Tim kuasa hukum tersangka AJS dan SU yang terdiri atas 13 pengacara membantah keterangan polisi bahwa peristiwa di rumah Asep Sulaiman di Jalan Bukit Hijau IX Nomor 17, Pondok Indah, Jakarta Selatan, pada Sabtu (3/9/2016) pagi, adalah murni perampokan.
Pengacara pelaku penyanderaan mengakui bahwa memang ada tindak pidana terkait senjata api dan amunisi yang dimiliki AJS. Senjata api disebut didapatkan dari oknum polisi dan TNI AL.
Soal penyekapan, pengacara menyebut AJS sebenarnya memiliki motif baik ingin menyelesaikan masalah dengan Asep setahun terakhir. Namun, pengacara menolak membeberkan masalah yang melibatkan pelaku dengan Asep.
"Jadi motifnya untuk kebaikan mendamaikan orang. Input-nya bukan hanya ke kami, kepada korban perlu ditanya pertemuan apa sih sebelumnya antara klien kami dan korban. Jadi, kami minta kejujuran pihak korban," kata pengacara Apolos Jarabonga, di Mapolda Metro Jaya, Senin malam.
Tim kuasa hukum AJS dan SU juga membantah keterangan Asep yang mengaku tidak kenal dengan kedua pelaku. Pengacara justru menyebut keduanya bersahabat, dan membenarkan pernah bekerja di tempat yang sama, yaitu PT Exxon Mobil. AJS sempat menjadi pengawal Asep yang merupakan vice president.
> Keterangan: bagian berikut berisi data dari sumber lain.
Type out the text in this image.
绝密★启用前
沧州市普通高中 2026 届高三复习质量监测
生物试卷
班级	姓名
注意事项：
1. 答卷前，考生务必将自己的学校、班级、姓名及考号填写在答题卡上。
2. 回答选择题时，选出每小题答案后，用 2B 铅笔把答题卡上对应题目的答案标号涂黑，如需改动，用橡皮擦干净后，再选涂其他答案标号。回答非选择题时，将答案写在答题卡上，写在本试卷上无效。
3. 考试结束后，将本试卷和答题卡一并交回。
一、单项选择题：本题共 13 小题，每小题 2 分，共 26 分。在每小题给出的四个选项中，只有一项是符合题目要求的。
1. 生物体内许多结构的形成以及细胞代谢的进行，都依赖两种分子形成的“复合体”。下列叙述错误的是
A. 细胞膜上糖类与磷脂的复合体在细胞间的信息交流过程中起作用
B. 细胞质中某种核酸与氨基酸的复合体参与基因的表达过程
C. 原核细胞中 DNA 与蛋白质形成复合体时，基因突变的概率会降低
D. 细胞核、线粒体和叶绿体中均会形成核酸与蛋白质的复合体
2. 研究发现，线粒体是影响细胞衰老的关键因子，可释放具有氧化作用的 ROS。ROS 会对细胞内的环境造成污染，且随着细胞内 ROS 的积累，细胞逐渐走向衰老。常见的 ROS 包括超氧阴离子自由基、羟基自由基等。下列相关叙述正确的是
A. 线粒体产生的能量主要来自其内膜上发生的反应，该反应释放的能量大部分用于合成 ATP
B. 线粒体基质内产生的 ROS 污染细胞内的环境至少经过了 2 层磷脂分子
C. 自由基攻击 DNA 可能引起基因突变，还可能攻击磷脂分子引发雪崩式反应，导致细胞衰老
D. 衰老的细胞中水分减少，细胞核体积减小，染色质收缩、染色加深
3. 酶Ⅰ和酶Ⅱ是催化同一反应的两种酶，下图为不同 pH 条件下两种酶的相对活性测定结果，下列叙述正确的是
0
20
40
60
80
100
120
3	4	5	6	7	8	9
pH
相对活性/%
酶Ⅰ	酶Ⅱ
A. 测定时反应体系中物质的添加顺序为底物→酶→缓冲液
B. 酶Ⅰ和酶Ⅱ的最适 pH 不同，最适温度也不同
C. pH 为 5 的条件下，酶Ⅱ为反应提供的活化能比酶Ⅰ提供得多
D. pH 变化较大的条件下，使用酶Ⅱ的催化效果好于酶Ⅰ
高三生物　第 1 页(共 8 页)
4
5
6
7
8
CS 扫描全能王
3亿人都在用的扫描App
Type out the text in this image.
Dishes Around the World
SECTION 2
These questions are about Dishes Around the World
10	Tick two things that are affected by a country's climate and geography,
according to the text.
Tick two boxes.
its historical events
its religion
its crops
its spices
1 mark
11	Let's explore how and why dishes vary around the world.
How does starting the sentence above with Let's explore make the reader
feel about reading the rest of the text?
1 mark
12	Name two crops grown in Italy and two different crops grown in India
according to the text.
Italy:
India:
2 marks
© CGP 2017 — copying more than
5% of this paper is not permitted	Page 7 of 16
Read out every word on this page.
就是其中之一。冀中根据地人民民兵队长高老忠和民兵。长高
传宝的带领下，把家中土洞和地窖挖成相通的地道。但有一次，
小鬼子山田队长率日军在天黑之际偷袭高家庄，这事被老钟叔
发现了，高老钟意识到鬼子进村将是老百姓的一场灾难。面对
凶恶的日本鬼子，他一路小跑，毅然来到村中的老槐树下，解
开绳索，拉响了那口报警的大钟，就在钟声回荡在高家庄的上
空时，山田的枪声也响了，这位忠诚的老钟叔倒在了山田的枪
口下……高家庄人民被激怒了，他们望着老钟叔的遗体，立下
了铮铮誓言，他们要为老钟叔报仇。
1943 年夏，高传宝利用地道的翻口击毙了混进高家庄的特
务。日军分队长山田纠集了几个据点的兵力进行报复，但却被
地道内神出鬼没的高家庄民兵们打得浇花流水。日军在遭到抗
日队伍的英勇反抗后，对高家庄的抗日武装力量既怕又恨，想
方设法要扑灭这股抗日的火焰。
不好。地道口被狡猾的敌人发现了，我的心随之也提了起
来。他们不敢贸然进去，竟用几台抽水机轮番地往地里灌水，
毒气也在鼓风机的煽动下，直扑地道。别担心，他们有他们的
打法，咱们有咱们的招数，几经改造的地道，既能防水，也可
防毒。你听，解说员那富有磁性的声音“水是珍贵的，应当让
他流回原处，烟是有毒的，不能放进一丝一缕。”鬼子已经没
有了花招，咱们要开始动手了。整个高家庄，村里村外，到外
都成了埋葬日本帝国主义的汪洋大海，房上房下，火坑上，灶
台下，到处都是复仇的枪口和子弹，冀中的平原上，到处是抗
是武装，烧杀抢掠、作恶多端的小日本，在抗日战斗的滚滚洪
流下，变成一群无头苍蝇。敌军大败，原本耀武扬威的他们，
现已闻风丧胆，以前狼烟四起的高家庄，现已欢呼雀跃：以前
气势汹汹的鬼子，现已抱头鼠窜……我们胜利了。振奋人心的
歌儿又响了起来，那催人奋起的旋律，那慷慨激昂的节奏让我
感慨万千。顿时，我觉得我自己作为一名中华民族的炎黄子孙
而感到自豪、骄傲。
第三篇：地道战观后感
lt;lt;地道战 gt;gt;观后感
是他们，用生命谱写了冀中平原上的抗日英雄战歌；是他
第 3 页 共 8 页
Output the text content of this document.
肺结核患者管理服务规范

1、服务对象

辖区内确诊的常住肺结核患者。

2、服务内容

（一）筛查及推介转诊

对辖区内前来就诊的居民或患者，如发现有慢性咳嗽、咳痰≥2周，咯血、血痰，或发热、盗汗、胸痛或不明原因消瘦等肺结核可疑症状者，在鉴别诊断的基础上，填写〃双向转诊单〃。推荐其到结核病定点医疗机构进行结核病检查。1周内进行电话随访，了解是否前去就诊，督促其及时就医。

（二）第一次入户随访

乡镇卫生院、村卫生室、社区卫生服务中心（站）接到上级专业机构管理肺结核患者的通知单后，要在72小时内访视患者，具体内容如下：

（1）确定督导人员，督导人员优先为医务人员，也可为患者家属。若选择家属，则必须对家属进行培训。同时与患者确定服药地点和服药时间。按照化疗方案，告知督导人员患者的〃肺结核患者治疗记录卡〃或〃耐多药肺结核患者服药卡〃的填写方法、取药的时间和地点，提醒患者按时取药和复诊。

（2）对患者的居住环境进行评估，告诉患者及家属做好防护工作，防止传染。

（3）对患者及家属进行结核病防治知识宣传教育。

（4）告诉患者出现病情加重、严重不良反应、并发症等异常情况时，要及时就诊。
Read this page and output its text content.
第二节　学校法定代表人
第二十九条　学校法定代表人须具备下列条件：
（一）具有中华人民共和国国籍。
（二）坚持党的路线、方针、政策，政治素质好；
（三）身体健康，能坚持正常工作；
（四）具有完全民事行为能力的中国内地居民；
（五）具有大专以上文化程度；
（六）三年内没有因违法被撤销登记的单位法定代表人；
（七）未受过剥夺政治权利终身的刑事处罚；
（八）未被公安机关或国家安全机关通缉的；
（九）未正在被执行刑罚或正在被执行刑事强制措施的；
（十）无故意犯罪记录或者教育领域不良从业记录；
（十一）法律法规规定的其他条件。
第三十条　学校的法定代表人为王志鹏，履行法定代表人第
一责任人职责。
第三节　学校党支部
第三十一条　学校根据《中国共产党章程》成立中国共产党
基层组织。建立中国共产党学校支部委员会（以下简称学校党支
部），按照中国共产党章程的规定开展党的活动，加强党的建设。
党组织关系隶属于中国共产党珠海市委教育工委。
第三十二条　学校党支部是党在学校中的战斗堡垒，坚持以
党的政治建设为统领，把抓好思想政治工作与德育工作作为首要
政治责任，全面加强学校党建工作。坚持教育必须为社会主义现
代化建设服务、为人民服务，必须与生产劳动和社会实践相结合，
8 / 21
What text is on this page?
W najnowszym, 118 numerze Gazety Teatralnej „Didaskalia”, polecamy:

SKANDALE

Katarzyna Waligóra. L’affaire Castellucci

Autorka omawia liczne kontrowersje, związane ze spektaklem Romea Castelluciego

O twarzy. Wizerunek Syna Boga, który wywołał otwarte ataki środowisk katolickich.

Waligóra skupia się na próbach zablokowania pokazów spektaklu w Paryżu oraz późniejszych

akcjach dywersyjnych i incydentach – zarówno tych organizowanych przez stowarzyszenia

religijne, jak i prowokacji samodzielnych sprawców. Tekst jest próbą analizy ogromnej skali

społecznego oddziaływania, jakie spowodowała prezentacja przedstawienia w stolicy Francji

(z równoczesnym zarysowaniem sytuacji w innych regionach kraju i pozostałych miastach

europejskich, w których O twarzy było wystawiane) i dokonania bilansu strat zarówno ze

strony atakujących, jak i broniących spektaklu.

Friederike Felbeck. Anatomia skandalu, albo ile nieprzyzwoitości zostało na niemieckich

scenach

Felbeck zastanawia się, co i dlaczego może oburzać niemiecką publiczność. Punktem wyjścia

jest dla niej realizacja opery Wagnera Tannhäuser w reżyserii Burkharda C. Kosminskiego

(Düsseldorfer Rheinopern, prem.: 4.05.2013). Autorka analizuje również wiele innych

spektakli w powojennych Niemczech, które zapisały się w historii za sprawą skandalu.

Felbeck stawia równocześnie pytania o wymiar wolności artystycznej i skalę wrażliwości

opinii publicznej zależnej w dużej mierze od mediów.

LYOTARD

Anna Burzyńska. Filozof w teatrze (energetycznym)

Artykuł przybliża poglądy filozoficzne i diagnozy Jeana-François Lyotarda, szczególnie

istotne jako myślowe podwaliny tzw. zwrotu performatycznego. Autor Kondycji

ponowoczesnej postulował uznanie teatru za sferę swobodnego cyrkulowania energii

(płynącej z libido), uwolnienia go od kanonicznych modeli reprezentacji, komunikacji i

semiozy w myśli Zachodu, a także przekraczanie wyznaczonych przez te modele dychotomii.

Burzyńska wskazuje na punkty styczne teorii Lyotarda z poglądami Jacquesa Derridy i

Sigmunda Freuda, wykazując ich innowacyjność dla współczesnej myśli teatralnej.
Lalu, siapakah sosok AJS sebenarnya?
Pengacara mengatakan bahwa pada kurun waktu 2010 hingga 2016, AJS berprofesi sebagai tenaga keamanan outsourcing di PT Exxon. Ia juga disebut memiliki bisnis jual beli mobil.
AJS keluar dari Exxon untuk meniti karier di dunia advokasi dan baru mau mengikuti ujian menjadi pengacara. Pengacara membocorkan bahwa AJS kini tengah menangani sebuah kasus yang dapat membahayakan keamanannya, tetapi enggan menyebut keterkaitannya dengan penyanderaan di rumah Asep.
Pentingnya mendalami latar belakang
Kriminolog Universitas Indonesia, Yogo Tri Hendiarto, menyebut kasus penyanderaan di Pondok Indah ini sangat unik. Perampokan biasanya memiliki pola adanya tindak kekerasan, dan ketiadaan hubungan antara pelaku dan korban.
"Perampokan biasanya dilakukan oleh stranger, tidak saling kenal," kata Yogo, saat dihubungi.
Jika disebut perampokan, maka AJS dan rekannya tidak merencanakan secara matang sebab aksinya digagalkan oleh masyarakat dan polisi. Padahal, AJS mengaku telah merencanakan aksinya bersama empat orang lainnya selama sebulan terakhir.
Malam hari sebelum eksekusi, AJS mengumpulkan mereka terlebih dahulu di sebuah hotel di bilangan Jakarta Selatan. AJS diketahui melompat pagar rumah Asep pagi hari sekitar subuh, dan sempat meminta dibikinkan mi oleh pembantu rumah tangga, yang kemudian kabur pada pukul 10.30.
"Yang dilakukan selama itu adalah negosiasi, keduanya negosiasi, ada yang diminta," kata Yogo.
Yogo menyebut, yang penting dilakukan oleh para penyidik saat ini adalah mengungkap motif untuk dapat menjelaskan apa yang terjadi pada Sabtu pagi itu. Untuk mengungkap motif, hal yang perlu dilakukan adalah mendalami latar belakang dan interaksi antara pelaku dan korban.
"Harus diketahui, masalah apa yang mendahului penyekapan itu," kata Yogo.